Review: Burning

Director: Lee Chang-Dong

Stars: Yoo Ah-In, Steven Yeun, Jun Jong-Seo 

The first we know of Lee (Yoo Ah-In) is a wisp of smoke curling out from around a wall in the opening shot. Over the course of two and a half languid, beguiling hours, this sinuous trail will become an emblem of sorts. His chain-smoking travels ultimately take him from the smallest ember to a burning blaze. Lee Chang-Dong’s epic adaptation of a Haruki Murakami short story isn’t an easy film in some ways, but it builds into an absolutely fascinating one, then leaves you in limbo, wanting more.

Lee, it turns out, is something of a deadbeat. Ah-In plays him open-mouthed and a little stupid. He’s the son of a farmer and that business is about kaput. He says he wants to be a fiction writer, but doesn’t know what to write about. One day he is accosted by an old schoolmate; Haemi (Jun Jong-Seo). Never close before, the two begin a shambolic tryst (beginning with one of the most realistic depictions of sex on screen I’ve seen). It’s possibly the only time the two do have sex. Haemi is a free spirit, about to leave for Africa. It seems as though the most she really wants from Lee is someone to feed her reclusive cat.

Haemi returns from Africa with Ben (Steven Yeun); a rich playboy type with a Porsche and unspecified means. The difference between their backgrounds couldn’t be clearer. Ben suggests that, in the modern world, there is no longer a line between work and play. But later in the picture we see farmers at their toil. Ben’s words seem bourgeoisie and meaningless. Lee perceives (perhaps quite rightly) that Ben has swept Haemi away from him. And when Haemi abruptly vanishes, Lee becomes consumed with suspicions about Ben. He is compelled to find out the truth. Even at this he seems constantly disadvantaged. Playing visually on the class divide between them, Chang-Dong keeps placing Lee physically beneath Ben, be it staring up through the window of a gym, or hiking up a hill after him.

Though it is slow and – especially in its early stretches – gives the false appearance of being aimless, there is so much going on in Burning. This is director Chang-Dong masterfully setting his film to the right tempo. “A good pace”, as Ben would put it. When he starts to turn the screws, the film tightens into a suspense thriller that Hitchcock would have been proud of. Indeed, with its unhealthy depiction of a man’s obsession over a woman he only assumes he knows, parallels to Vertigo seem all but inevitable.
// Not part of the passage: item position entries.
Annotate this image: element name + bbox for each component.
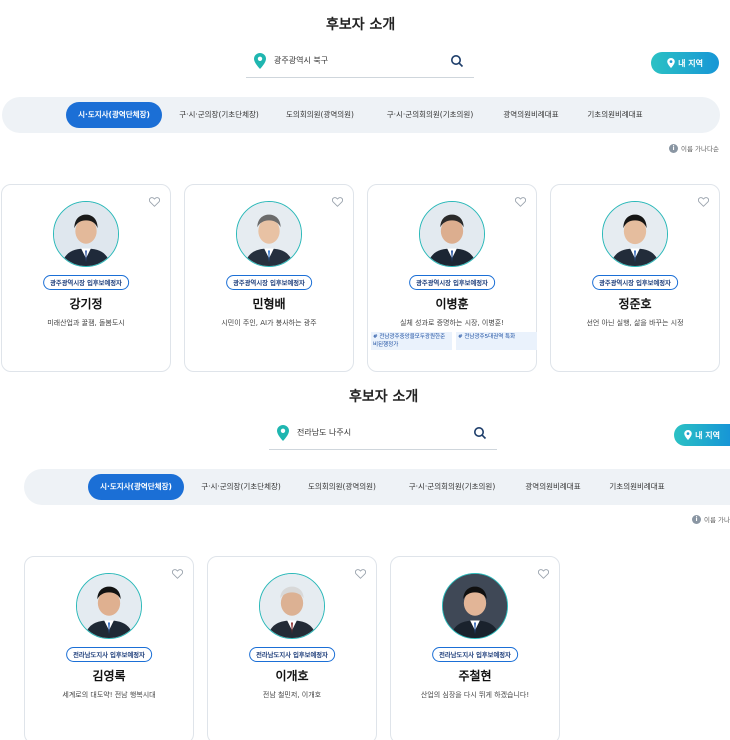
search-icon[interactable] xyxy=(473,426,487,440)
candidate-badge: 전라남도지사 입후보예정자 xyxy=(66,647,152,662)
candidate-name: 민형배 xyxy=(252,297,286,311)
info-icon: i xyxy=(669,143,678,153)
candidate-name: 이병훈 xyxy=(435,297,469,311)
my-region-button[interactable]: 내 지역 xyxy=(674,424,730,446)
location-pin-icon xyxy=(684,430,692,440)
candidate-slogan: 산업의 심장을 다시 뛰게 하겠습니다! xyxy=(420,691,530,699)
tab-provincial-proportional[interactable]: 광역의원비례대표 xyxy=(500,102,562,128)
candidate-card[interactable]: 광주광역시장 입후보예정자 정준호 선언 아닌 실행, 삶을 바꾸는 시정 xyxy=(550,184,720,372)
candidate-card[interactable]: 전라남도지사 입후보예정자 이개호 전남 철민저, 이개호 xyxy=(207,556,377,740)
hashtag[interactable]: # 전남광주중앙을모두광원한준비된행정가 xyxy=(371,332,452,350)
candidate-name: 김영록 xyxy=(92,669,126,683)
candidate-badge: 광주광역시장 입후보예정자 xyxy=(43,275,129,290)
candidate-card[interactable]: 전라남도지사 입후보예정자 김영록 세계로의 대도약! 전남 행복시대 xyxy=(24,556,194,740)
search-icon[interactable] xyxy=(450,54,464,68)
candidate-slogan: 선언 아닌 실행, 삶을 바꾸는 시정 xyxy=(586,319,684,327)
candidate-photo xyxy=(76,573,142,639)
candidate-badge: 전라남도지사 입후보예정자 xyxy=(432,647,518,662)
candidate-photo xyxy=(602,201,668,267)
candidate-slogan: 시민이 주인, AI가 봉사하는 광주 xyxy=(221,319,317,327)
candidate-badge: 광주광역시장 입후보예정자 xyxy=(226,275,312,290)
search-input[interactable]: 전라남도 나주시 xyxy=(297,427,351,438)
region-search[interactable]: 광주광역시 북구 xyxy=(246,48,474,78)
candidate-section-2: 후보자 소개 전라남도 나주시 내 지역 시·도지사(광역단체장) 구·시·군의… xyxy=(0,378,730,740)
candidate-badge: 광주광역시장 입후보예정자 xyxy=(409,275,495,290)
candidate-name: 정준호 xyxy=(618,297,652,311)
tab-local-proportional[interactable]: 기초의원비례대표 xyxy=(606,474,668,500)
sort-note-label: 이름 가나 xyxy=(704,516,730,524)
my-region-label: 내 지역 xyxy=(678,58,703,68)
my-region-button[interactable]: 내 지역 xyxy=(651,52,719,74)
heart-outline-icon[interactable] xyxy=(172,569,183,579)
tab-provincial-council[interactable]: 도의회의원(광역의원) xyxy=(282,102,358,128)
my-region-label: 내 지역 xyxy=(695,430,720,440)
tab-governor[interactable]: 시·도지사(광역단체장) xyxy=(66,102,162,128)
candidate-name: 강기정 xyxy=(69,297,103,311)
candidate-photo xyxy=(236,201,302,267)
tab-governor[interactable]: 시·도지사(광역단체장) xyxy=(88,474,184,500)
page-title: 후보자 소개 xyxy=(326,17,396,33)
candidate-badge: 전라남도지사 입후보예정자 xyxy=(249,647,335,662)
location-pin-icon xyxy=(667,58,675,68)
candidate-tags: # 전남광주중앙을모두광원한준비된행정가 # 전남광주5대권역 특화 xyxy=(371,332,537,350)
hashtag[interactable]: # 전남광주5대권역 특화 xyxy=(456,332,537,350)
office-tabs: 시·도지사(광역단체장) 구·시·군의장(기초단체장) 도의회의원(광역의원) … xyxy=(2,97,720,133)
candidate-name: 주철현 xyxy=(458,669,492,683)
location-pin-icon xyxy=(277,425,289,441)
page-title: 후보자 소개 xyxy=(349,389,419,405)
sort-note: i 이름 가나 xyxy=(692,514,730,524)
candidate-photo xyxy=(53,201,119,267)
candidate-badge: 광주광역시장 입후보예정자 xyxy=(592,275,678,290)
location-pin-icon xyxy=(254,53,266,69)
candidate-name: 이개호 xyxy=(275,669,309,683)
heart-outline-icon[interactable] xyxy=(538,569,549,579)
heart-outline-icon[interactable] xyxy=(355,569,366,579)
tab-mayor[interactable]: 구·시·군의장(기초단체장) xyxy=(174,102,264,128)
candidate-slogan: 세계로의 대도약! 전남 행복시대 xyxy=(62,691,156,699)
heart-outline-icon[interactable] xyxy=(515,197,526,207)
region-search[interactable]: 전라남도 나주시 xyxy=(269,420,497,450)
candidate-slogan: 실체 성과로 증명하는 시장, 이병훈! xyxy=(399,319,505,327)
candidate-photo xyxy=(442,573,508,639)
tab-local-council[interactable]: 구·시·군의회의원(기초의원) xyxy=(382,102,478,128)
office-tabs: 시·도지사(광역단체장) 구·시·군의장(기초단체장) 도의회의원(광역의원) … xyxy=(24,469,730,505)
candidate-card[interactable]: 광주광역시장 입후보예정자 강기정 미래산업과 꿀잼, 돌봄도시 xyxy=(1,184,171,372)
candidate-section-1: 후보자 소개 광주광역시 북구 내 지역 시·도지사(광역단체장) 구·시·군의… xyxy=(0,0,730,378)
tab-local-council[interactable]: 구·시·군의회의원(기초의원) xyxy=(404,474,500,500)
tab-mayor[interactable]: 구·시·군의장(기초단체장) xyxy=(196,474,286,500)
sort-note-label: 이름 가나다순 xyxy=(681,145,719,153)
candidate-slogan: 미래산업과 꿀잼, 돌봄도시 xyxy=(47,319,125,327)
heart-outline-icon[interactable] xyxy=(149,197,160,207)
candidate-photo xyxy=(259,573,325,639)
info-icon: i xyxy=(692,514,701,524)
candidate-card[interactable]: 광주광역시장 입후보예정자 이병훈 실체 성과로 증명하는 시장, 이병훈! #… xyxy=(367,184,537,372)
tab-provincial-proportional[interactable]: 광역의원비례대표 xyxy=(522,474,584,500)
candidate-slogan: 전남 철민저, 이개호 xyxy=(262,691,322,699)
heart-outline-icon[interactable] xyxy=(698,197,709,207)
search-input[interactable]: 광주광역시 북구 xyxy=(274,55,328,66)
candidate-card[interactable]: 전라남도지사 입후보예정자 주철현 산업의 심장을 다시 뛰게 하겠습니다! xyxy=(390,556,560,740)
candidate-photo xyxy=(419,201,485,267)
candidate-card[interactable]: 광주광역시장 입후보예정자 민형배 시민이 주인, AI가 봉사하는 광주 xyxy=(184,184,354,372)
heart-outline-icon[interactable] xyxy=(332,197,343,207)
sort-note: i 이름 가나다순 xyxy=(669,143,719,153)
tab-local-proportional[interactable]: 기초의원비례대표 xyxy=(584,102,646,128)
tab-provincial-council[interactable]: 도의회의원(광역의원) xyxy=(304,474,380,500)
But the film that Burning reminded me of most acutely belongs to another master. Stanley Kubrick’s final film, Eyes Wide Shut, is a close cousin of this one, especially in terms of its structure and the dreamlike odyssey its central character finds himself embarking on. Like Eyes Wide ShutBurning pivots on a crime at its centre that may or may not even have happened. There is the build up, and then there is the aftermath, with a comically ineffectual sleuth and a sense of dots refusing to connect. Only Chang-Dong favours greater ambiguity. Hell, even Haemi’s cat isn’t a certainty.

Ben tells Lee of his secret hobby of burning derelict greenhouses, and his intent to set fire to one close to Lee’s home. With Haemi missing, Lee spends his mornings running between fields, looking for torched remains. But its worth keeping in mind a key line of dialogue from earlier in the film, when Ben tells Haemi that Lee can tell her what a metaphor is. This throwaway moment goes unanswered (of course), but it comes to feel like an overture from Ben. Lee is too obsessed to see it. The real fire Ben sets is in Lee’s obsessive nature.
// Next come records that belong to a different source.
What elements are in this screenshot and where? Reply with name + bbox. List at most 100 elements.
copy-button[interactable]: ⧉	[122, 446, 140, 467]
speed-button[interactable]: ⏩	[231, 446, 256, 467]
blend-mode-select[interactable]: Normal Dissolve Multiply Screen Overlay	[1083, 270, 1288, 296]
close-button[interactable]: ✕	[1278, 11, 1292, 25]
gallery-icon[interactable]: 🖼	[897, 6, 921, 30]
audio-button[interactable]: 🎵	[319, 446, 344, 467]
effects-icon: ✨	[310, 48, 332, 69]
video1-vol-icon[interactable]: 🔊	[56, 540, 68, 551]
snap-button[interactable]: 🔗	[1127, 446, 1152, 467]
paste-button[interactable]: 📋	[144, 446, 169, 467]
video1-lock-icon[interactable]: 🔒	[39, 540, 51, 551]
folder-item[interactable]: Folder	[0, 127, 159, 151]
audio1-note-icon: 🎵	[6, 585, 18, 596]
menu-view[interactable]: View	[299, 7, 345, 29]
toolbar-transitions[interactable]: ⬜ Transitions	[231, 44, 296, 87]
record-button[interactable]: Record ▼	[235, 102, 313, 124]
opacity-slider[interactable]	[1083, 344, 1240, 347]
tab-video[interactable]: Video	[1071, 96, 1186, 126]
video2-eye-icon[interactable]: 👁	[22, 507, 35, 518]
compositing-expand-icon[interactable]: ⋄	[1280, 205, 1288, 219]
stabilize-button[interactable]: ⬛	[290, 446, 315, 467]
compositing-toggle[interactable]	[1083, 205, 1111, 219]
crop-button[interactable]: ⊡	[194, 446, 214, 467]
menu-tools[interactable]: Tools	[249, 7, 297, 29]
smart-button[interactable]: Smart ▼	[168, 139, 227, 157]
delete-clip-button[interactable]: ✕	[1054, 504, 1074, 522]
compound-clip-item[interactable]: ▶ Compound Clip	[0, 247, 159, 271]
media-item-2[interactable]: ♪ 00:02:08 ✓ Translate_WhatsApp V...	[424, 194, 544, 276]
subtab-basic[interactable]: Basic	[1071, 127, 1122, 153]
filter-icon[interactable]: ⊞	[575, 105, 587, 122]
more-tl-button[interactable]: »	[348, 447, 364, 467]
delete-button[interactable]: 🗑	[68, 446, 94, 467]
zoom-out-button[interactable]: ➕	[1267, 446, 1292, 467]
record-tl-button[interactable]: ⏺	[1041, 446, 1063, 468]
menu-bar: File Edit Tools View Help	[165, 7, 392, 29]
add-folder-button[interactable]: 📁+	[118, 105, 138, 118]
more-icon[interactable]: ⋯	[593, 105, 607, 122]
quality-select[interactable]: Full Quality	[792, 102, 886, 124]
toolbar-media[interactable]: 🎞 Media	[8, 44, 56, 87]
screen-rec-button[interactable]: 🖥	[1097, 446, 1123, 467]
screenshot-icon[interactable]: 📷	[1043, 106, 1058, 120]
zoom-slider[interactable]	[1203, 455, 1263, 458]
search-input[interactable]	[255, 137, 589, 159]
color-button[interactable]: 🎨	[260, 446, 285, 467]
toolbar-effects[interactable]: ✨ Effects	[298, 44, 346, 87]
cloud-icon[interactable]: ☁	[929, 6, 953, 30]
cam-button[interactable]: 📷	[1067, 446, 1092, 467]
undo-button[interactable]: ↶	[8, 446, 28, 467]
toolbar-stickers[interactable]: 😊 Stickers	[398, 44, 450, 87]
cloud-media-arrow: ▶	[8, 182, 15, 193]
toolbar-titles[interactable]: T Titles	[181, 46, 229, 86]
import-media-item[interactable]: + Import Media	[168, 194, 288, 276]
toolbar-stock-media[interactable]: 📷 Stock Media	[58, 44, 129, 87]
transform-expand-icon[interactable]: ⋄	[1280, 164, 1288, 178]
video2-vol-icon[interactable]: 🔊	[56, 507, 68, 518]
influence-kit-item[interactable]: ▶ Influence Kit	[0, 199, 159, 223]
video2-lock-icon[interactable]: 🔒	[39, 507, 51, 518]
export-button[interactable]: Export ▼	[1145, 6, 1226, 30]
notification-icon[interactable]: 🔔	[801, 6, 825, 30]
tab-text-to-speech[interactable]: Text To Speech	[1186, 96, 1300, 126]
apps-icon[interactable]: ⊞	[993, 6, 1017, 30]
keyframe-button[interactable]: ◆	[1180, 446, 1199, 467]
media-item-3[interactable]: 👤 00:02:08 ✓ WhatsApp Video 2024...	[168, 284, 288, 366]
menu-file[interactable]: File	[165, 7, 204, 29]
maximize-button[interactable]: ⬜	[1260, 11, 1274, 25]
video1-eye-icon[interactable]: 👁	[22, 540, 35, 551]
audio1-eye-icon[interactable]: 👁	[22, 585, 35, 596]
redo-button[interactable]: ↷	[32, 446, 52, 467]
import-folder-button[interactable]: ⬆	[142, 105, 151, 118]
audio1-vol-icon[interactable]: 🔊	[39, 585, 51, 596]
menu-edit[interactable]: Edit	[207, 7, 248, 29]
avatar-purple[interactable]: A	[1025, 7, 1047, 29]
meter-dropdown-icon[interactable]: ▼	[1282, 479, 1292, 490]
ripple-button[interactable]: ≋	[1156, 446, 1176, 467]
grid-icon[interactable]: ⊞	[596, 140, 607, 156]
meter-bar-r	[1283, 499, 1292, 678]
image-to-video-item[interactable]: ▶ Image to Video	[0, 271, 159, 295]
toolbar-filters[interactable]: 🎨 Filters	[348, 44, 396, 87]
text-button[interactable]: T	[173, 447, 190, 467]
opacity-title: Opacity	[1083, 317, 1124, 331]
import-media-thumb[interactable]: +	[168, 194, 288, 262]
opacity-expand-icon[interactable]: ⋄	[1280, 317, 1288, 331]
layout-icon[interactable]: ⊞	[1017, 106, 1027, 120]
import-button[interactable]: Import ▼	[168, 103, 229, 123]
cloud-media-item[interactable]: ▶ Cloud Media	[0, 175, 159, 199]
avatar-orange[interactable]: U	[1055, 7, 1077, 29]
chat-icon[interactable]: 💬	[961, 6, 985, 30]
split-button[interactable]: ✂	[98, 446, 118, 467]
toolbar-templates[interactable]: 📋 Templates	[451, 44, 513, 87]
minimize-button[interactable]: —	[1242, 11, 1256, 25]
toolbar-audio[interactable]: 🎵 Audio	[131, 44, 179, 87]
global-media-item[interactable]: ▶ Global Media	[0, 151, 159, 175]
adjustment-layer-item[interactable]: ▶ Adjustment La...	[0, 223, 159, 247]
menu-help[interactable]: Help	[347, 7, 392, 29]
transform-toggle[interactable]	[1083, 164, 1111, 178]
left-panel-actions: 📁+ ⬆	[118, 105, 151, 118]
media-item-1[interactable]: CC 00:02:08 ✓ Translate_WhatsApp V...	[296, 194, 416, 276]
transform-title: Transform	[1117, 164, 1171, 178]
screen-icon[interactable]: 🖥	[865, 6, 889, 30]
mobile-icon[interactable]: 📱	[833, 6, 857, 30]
With Haemi essentially a prize between them, she becomes little more than a commodity. Another conversation late in the film brings the relations between men and women in South Korea into the foreground. Chinese men treat their women better, one character is heard remarking. Burning comes to feel like a comment on this state of affairs, complimenting similar sentiments that can be found throughout the work of Chang-Dong’s countryman Hong Sang-Soo.

Burning – beautifully shot in handheld by Hong Kyung-Pyo – is stunning to look at throughout, but never more so than during a prolonged sequence that takes place at dusk. With the sun going down Haemi dances between the two men, though Chang-Dong holds only her in the frame, silhouetted by the dying sun. The character’s abandon is never more exquisitely captured. But this hazy sense of the unreal (in this sequence heightened by pot) extends throughout the picture. There’s a sunblasted whiteness to Burning. It constantly feels delicate, as though it has just appeared out of the mist, and could disappear again just as quickly. Or as though it is too bright to see clearly, the eyes struggling to bring it into focus after after the blast of a mushroom cloud.

Though it ends on a dramatic crescendo, even this leaves little in terms of resolution in the mind. Instead, it only makes the film’s ambiguities feel more pressing. The film ends, then gets up and follows you home. It sits behind you like a shadow. For those who don’t favour such sensations, this is one to skip, I’d imagine. But for those of us who get great pleasure from that which is only temporarily – if ever – truly in our grasp, Burning is quite simply essential.